Cost of an average data breach has increased by 8% from 2017
Cyberattacks have hiked to 292% in India: CERT-In
Cybersecurity market in India will grow from $1.97 Bn in 2019 to $3.05 Bn by 2022
At a time when data breach incidents are on a rise worldwide, a joint study by PwC India and Data Security Council of India (DSCI) highlighted that the average cost of a data breach in the country has gone up to INR 11.9 Cr, an increase of 8% from 2017.
Moreover, as technologies are getting more interconnected, another significant factor the country is grappling with is the increasing number of sophisticated cyberattacks, driven by different motives. This might be the reason because of which the average cost of a malicious insider attack rose by 15% in 2019 from last year, according to the report.
The increasing number of such attacks has also been reported by the Indian Computer Emergency Response Team (CERT-In). The department has previously estimated that cyberattacks in the country increased from 53K in 2017 to 200K in 2018, an increase of about 292% cases. Notably, network scanning, probing, and vulnerable services accounted for over 61% of these incidents.
Focus To Cybersecurity
The survey also indicates that companies are acknowledging the increasingly high stakes on account of these breaches, and hence the need for them to evaluate their digital risk, and focus on building resilience for the same.

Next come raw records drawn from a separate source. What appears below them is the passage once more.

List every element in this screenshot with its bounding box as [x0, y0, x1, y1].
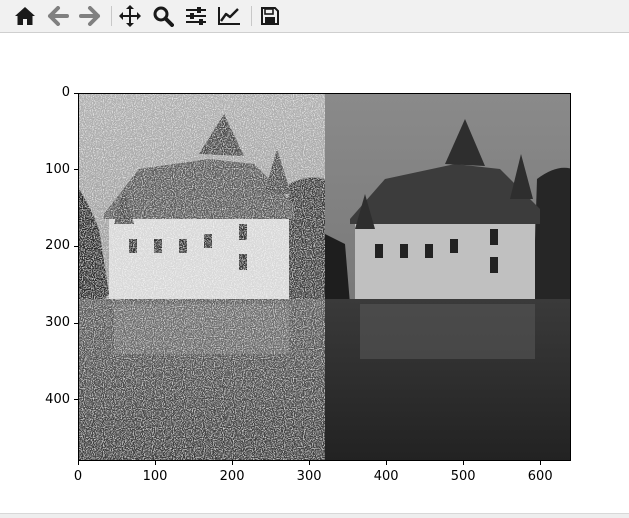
x-tick-mark — [308, 461, 310, 465]
x-tick-label: 0 — [73, 469, 83, 484]
x-tick-mark — [462, 461, 464, 465]
x-tick-label: 400 — [373, 469, 399, 484]
x-tick-mark — [77, 461, 79, 465]
status-bar — [0, 513, 629, 518]
y-tick-mark — [74, 322, 78, 324]
save-button[interactable] — [255, 2, 285, 30]
y-tick-mark — [74, 169, 78, 171]
pan-icon — [119, 5, 141, 27]
zoom-button[interactable] — [148, 2, 178, 30]
back-button[interactable] — [43, 2, 73, 30]
image-axes[interactable] — [78, 93, 571, 461]
save-icon — [261, 7, 279, 25]
y-tick-mark — [74, 399, 78, 401]
x-tick-label: 500 — [450, 469, 476, 484]
x-tick-mark — [539, 461, 541, 465]
pan-button[interactable] — [115, 2, 145, 30]
y-tick-label: 300 — [45, 315, 70, 330]
toolbar-separator — [111, 6, 112, 26]
x-tick-mark — [385, 461, 387, 465]
forward-icon — [79, 6, 100, 26]
noisy-image-panel — [79, 94, 325, 460]
y-tick-label: 100 — [45, 161, 70, 177]
x-tick-mark — [231, 461, 233, 465]
y-tick-mark — [74, 92, 78, 94]
zoom-icon — [153, 6, 174, 27]
y-tick-label: 0 — [61, 85, 70, 100]
x-tick-mark — [154, 461, 156, 465]
forward-button[interactable] — [75, 2, 105, 30]
y-tick-label: 200 — [45, 238, 70, 254]
edit-axis-button[interactable] — [214, 2, 244, 30]
x-tick-label: 200 — [219, 469, 245, 484]
y-tick-mark — [74, 245, 78, 247]
configure-subplots-button[interactable] — [181, 2, 211, 30]
back-icon — [48, 6, 69, 26]
edit-axis-icon — [218, 7, 240, 25]
x-tick-label: 300 — [296, 469, 322, 484]
navigation-toolbar — [0, 0, 629, 33]
toolbar-separator — [251, 6, 252, 26]
configure-subplots-icon — [186, 7, 206, 25]
x-tick-label: 100 — [142, 469, 168, 484]
home-icon — [15, 7, 35, 25]
y-tick-label: 400 — [45, 391, 70, 407]
denoised-chateau-image — [325, 94, 570, 460]
x-tick-label: 600 — [527, 469, 553, 484]
home-button[interactable] — [10, 2, 40, 30]
denoised-image-panel — [325, 94, 570, 460]
noisy-chateau-image — [79, 94, 325, 460]
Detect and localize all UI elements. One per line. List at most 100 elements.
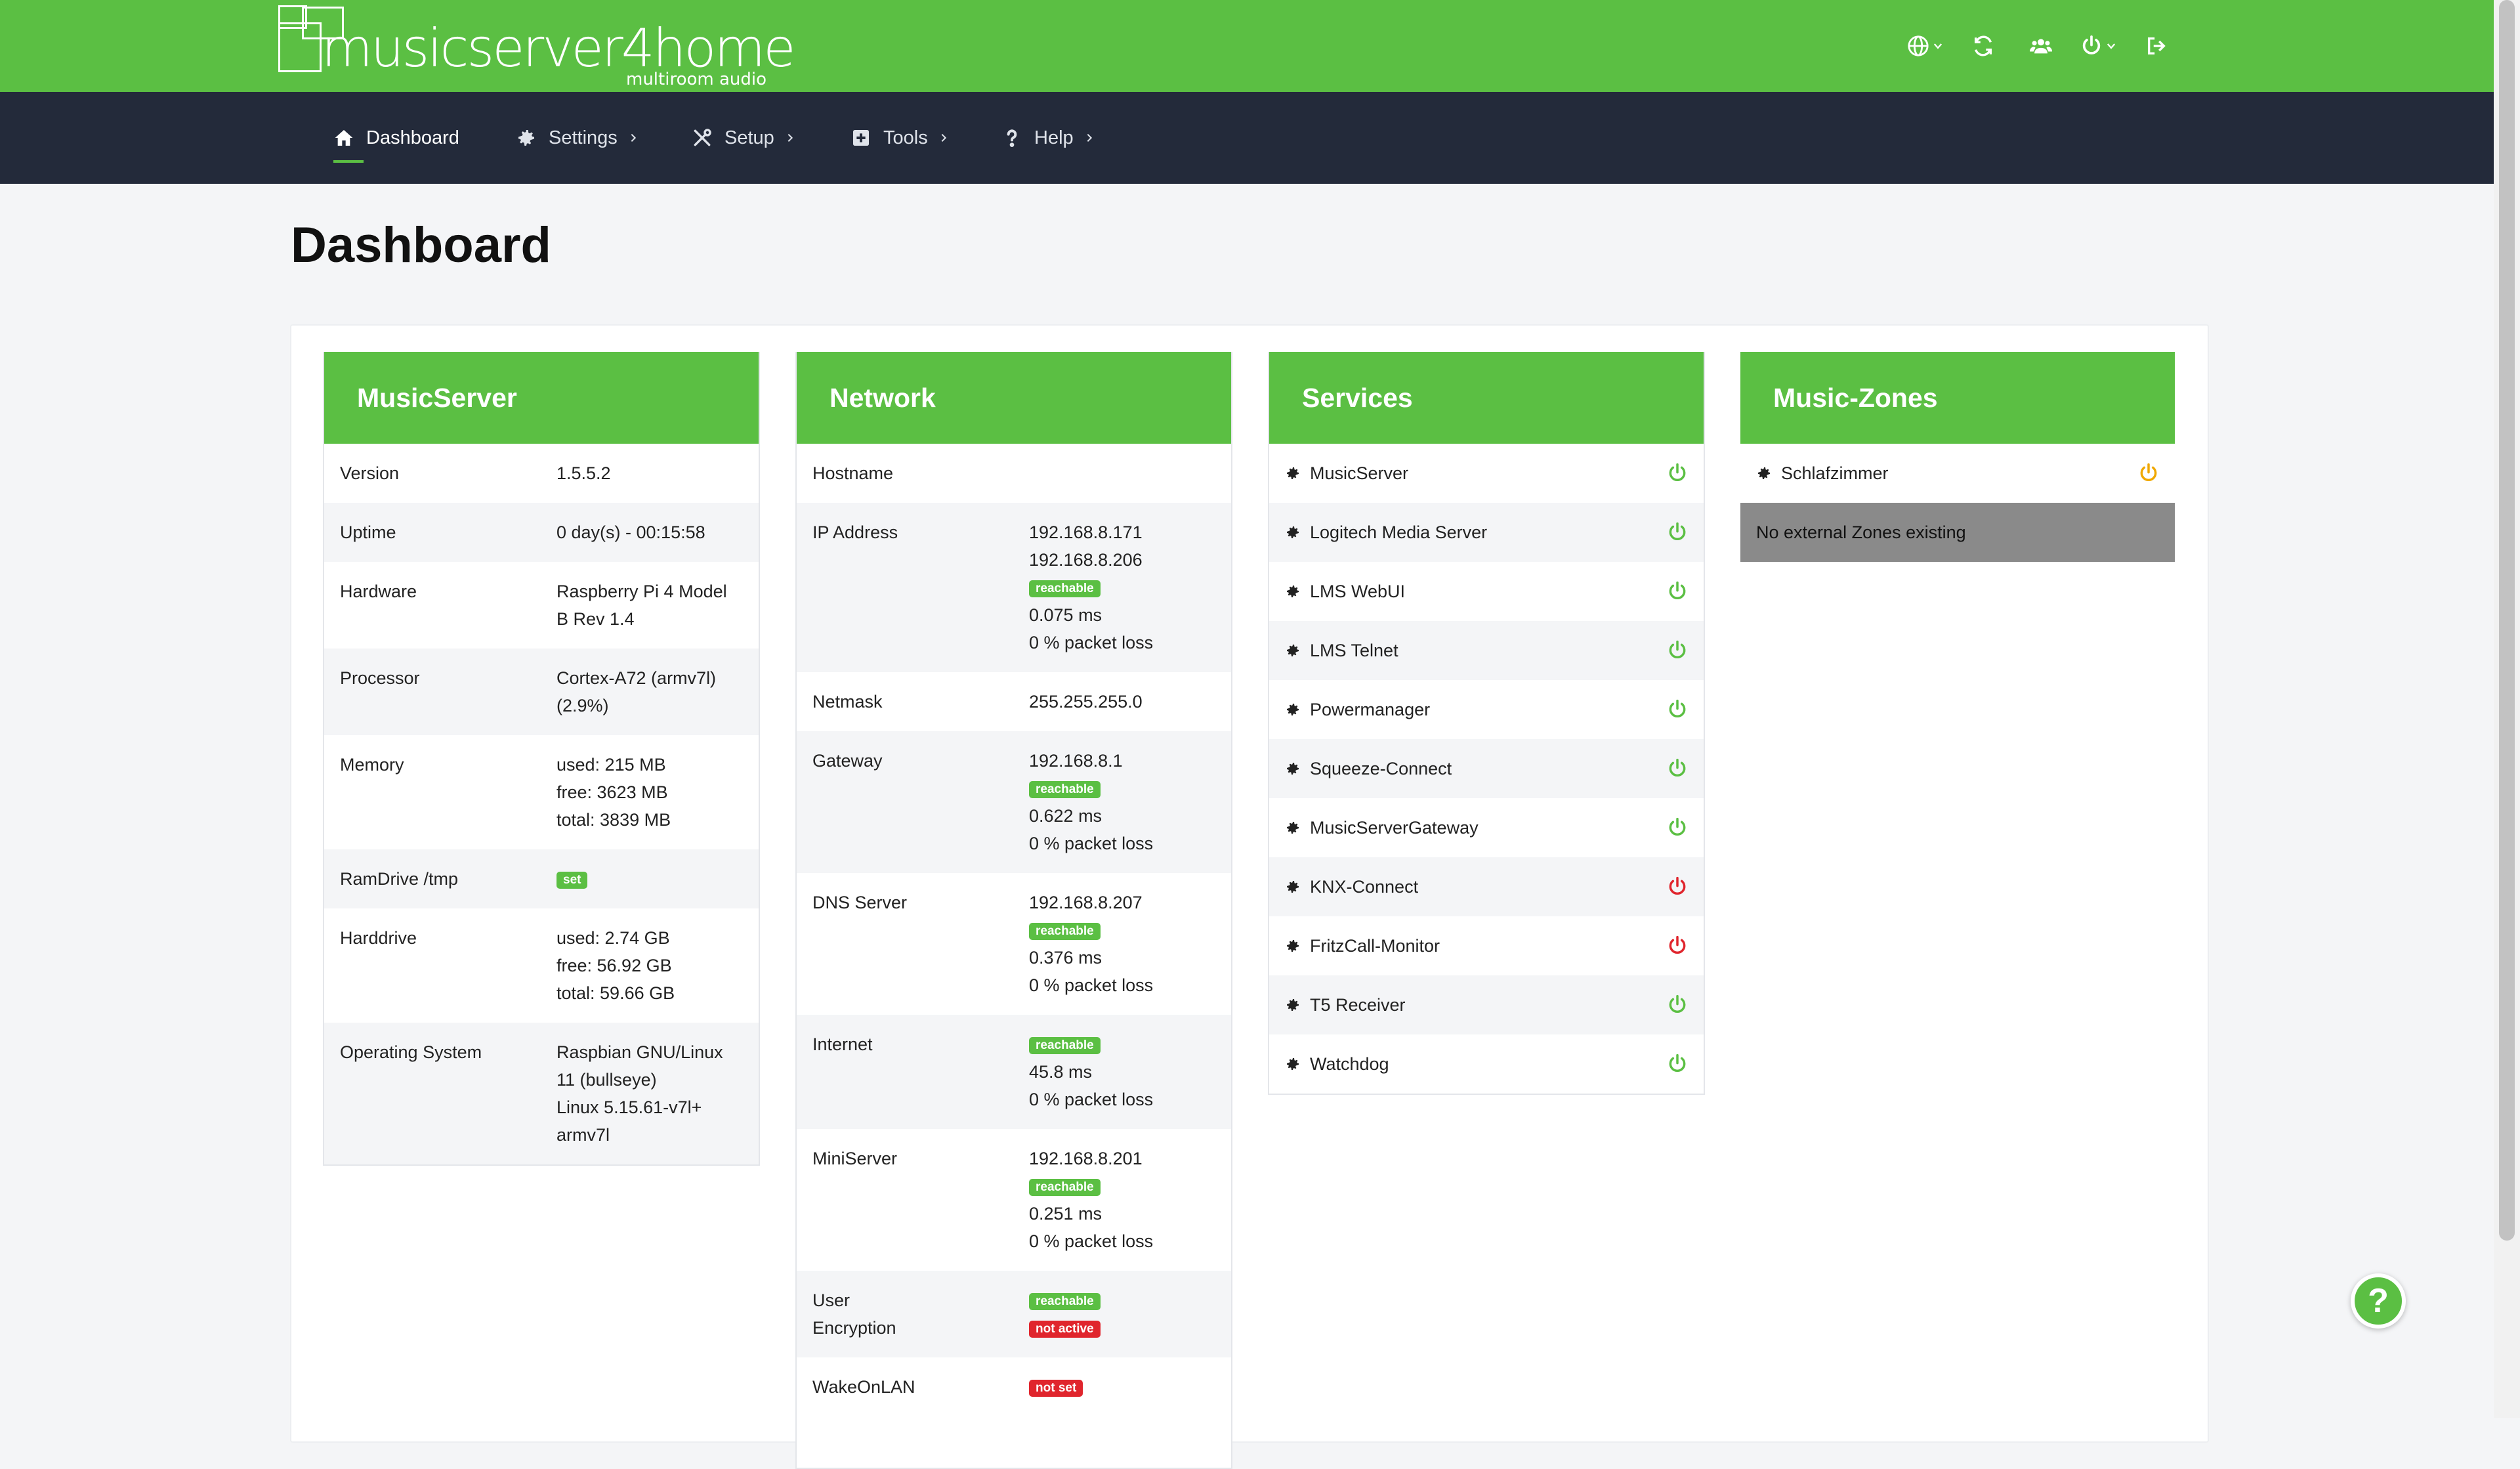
row-key: Operating System xyxy=(340,1042,482,1062)
net-row-miniserver: MiniServer 192.168.8.201 reachable 0.251… xyxy=(797,1129,1231,1271)
network-rows: Hostname IP Address 192.168.8.171 192.16… xyxy=(797,444,1231,1416)
power-status-icon[interactable] xyxy=(1667,758,1688,779)
power-status-icon[interactable] xyxy=(1667,522,1688,543)
value-line: 0 % packet loss xyxy=(1029,975,1154,995)
refresh-button[interactable] xyxy=(1954,28,2012,64)
badge-line: reachable xyxy=(1029,775,1215,802)
service-item[interactable]: Logitech Media Server xyxy=(1269,503,1704,562)
reachable-badge: reachable xyxy=(1029,922,1101,940)
gear-icon xyxy=(1287,1058,1299,1070)
net-row-ip: IP Address 192.168.8.171 192.168.8.206 r… xyxy=(797,503,1231,672)
reachable-badge: reachable xyxy=(1029,1036,1101,1054)
nav-label: Help xyxy=(1034,127,1074,148)
power-status-icon[interactable] xyxy=(1667,876,1688,897)
value-line: total: 59.66 GB xyxy=(556,983,675,1003)
service-label: Powermanager xyxy=(1310,699,1431,719)
row-key: Harddrive xyxy=(340,928,417,948)
row-value: reachable 45.8 ms 0 % packet loss xyxy=(1029,1031,1215,1113)
no-zones-message: No external Zones existing xyxy=(1740,503,2175,562)
main-nav: Dashboard Settings Setup Tools Help xyxy=(0,92,2494,184)
not-set-badge: not set xyxy=(1029,1379,1083,1397)
service-label: FritzCall-Monitor xyxy=(1310,935,1440,956)
zone-item[interactable]: Schlafzimmer xyxy=(1740,444,2175,503)
service-item[interactable]: MusicServerGateway xyxy=(1269,798,1704,857)
value-line: 45.8 ms xyxy=(1029,1062,1093,1082)
row-value: 192.168.8.201 reachable 0.251 ms 0 % pac… xyxy=(1029,1145,1215,1255)
service-item[interactable]: KNX-Connect xyxy=(1269,857,1704,916)
power-status-icon[interactable] xyxy=(1667,817,1688,838)
gear-icon xyxy=(1287,645,1299,656)
value-line: 0 % packet loss xyxy=(1029,1090,1154,1109)
nav-dashboard[interactable]: Dashboard xyxy=(333,92,459,184)
gear-icon xyxy=(1287,822,1299,834)
service-item[interactable]: LMS Telnet xyxy=(1269,621,1704,680)
nav-label: Tools xyxy=(883,127,928,148)
power-status-icon[interactable] xyxy=(2138,463,2159,484)
nav-settings[interactable]: Settings xyxy=(516,92,639,184)
chevron-down-icon xyxy=(2107,43,2116,49)
globe-icon xyxy=(1908,35,1929,56)
row-value: used: 215 MB free: 3623 MB total: 3839 M… xyxy=(556,751,743,834)
logout-button[interactable] xyxy=(2128,28,2185,64)
refresh-icon xyxy=(1974,35,1992,56)
row-key: Hardware xyxy=(340,582,417,601)
power-status-icon[interactable] xyxy=(1667,581,1688,602)
power-status-icon[interactable] xyxy=(1667,463,1688,484)
power-menu-button[interactable] xyxy=(2070,28,2128,64)
row-value: 192.168.8.1 reachable 0.622 ms 0 % packe… xyxy=(1029,747,1215,857)
page-scrollbar[interactable] xyxy=(2494,0,2520,1418)
value-line: Cortex-A72 (armv7l) xyxy=(556,668,717,688)
zones-card: Music-Zones Schlafzimmer No external Zon… xyxy=(1740,352,2175,562)
scrollbar-thumb[interactable] xyxy=(2499,0,2515,1241)
power-status-icon[interactable] xyxy=(1667,640,1688,661)
service-label: Squeeze-Connect xyxy=(1310,758,1452,778)
nav-setup[interactable]: Setup xyxy=(692,92,795,184)
net-row-dns: DNS Server 192.168.8.207 reachable 0.376… xyxy=(797,873,1231,1015)
power-status-icon[interactable] xyxy=(1667,994,1688,1015)
service-item[interactable]: Watchdog xyxy=(1269,1034,1704,1094)
value-line: 0 % packet loss xyxy=(1029,1231,1154,1251)
plus-square-icon xyxy=(853,130,869,146)
service-item[interactable]: Powermanager xyxy=(1269,680,1704,739)
info-row-os: Operating System Raspbian GNU/Linux 11 (… xyxy=(324,1023,759,1164)
chevron-down-icon xyxy=(1933,43,1942,49)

The study estimated that the cybersecurity market in India will grow from $1.97 Bn in 2019 to $3.05 Bn by 2022, at a compound annual growth rate (CAGR) of 15.3%. Notably, the growth in the Indian cybersecurity market is around 1.5X of the global security market, according to the report.
Further, the study that BFSI, IT and government are the top three sectors with the
largest market share in cybersecurity expenditure in India. “The BFSI sector accounts for 26% of the total expenditure in the cybersecurity market and is expected to increase its expenditure to $810Mn from the existing $518 Mn by 2022, at a CAGR of 16.1%,” the report quoted.
The growth in expenditure in cybersecurity can be attributed to several factors such as tightened norms from regulators such as data localisation, rapid adoption of technologies like digital lending, utility payments, ecommerce, online insurance marketplaces and mobile banking, among others.
While innovation in payments technology using AI, blockchain, IoT and real-time payments, and the introduction of mobile point of sale (POS) devices has brought a host of financial solutions in the country, the report says that they have also contributed to the growth of potential security risks.
Notably, the report estimates that digital payments in India are expected to increase from $65 Bn in 2019 to $135 Bn in 2023, a CAGR of 20%. “In order to maximise returns from cyberattacks, hackers are increasingly targeting core banking systems,” the report quoted.
While the digital fintech boom has surely attracted a lot of concerns related to cybersecurity, startups like Kratikal — which has recently raised $1 Mn funding, Lucideus — with $7 Mn funding, among others are making country’s cyberspace more secure.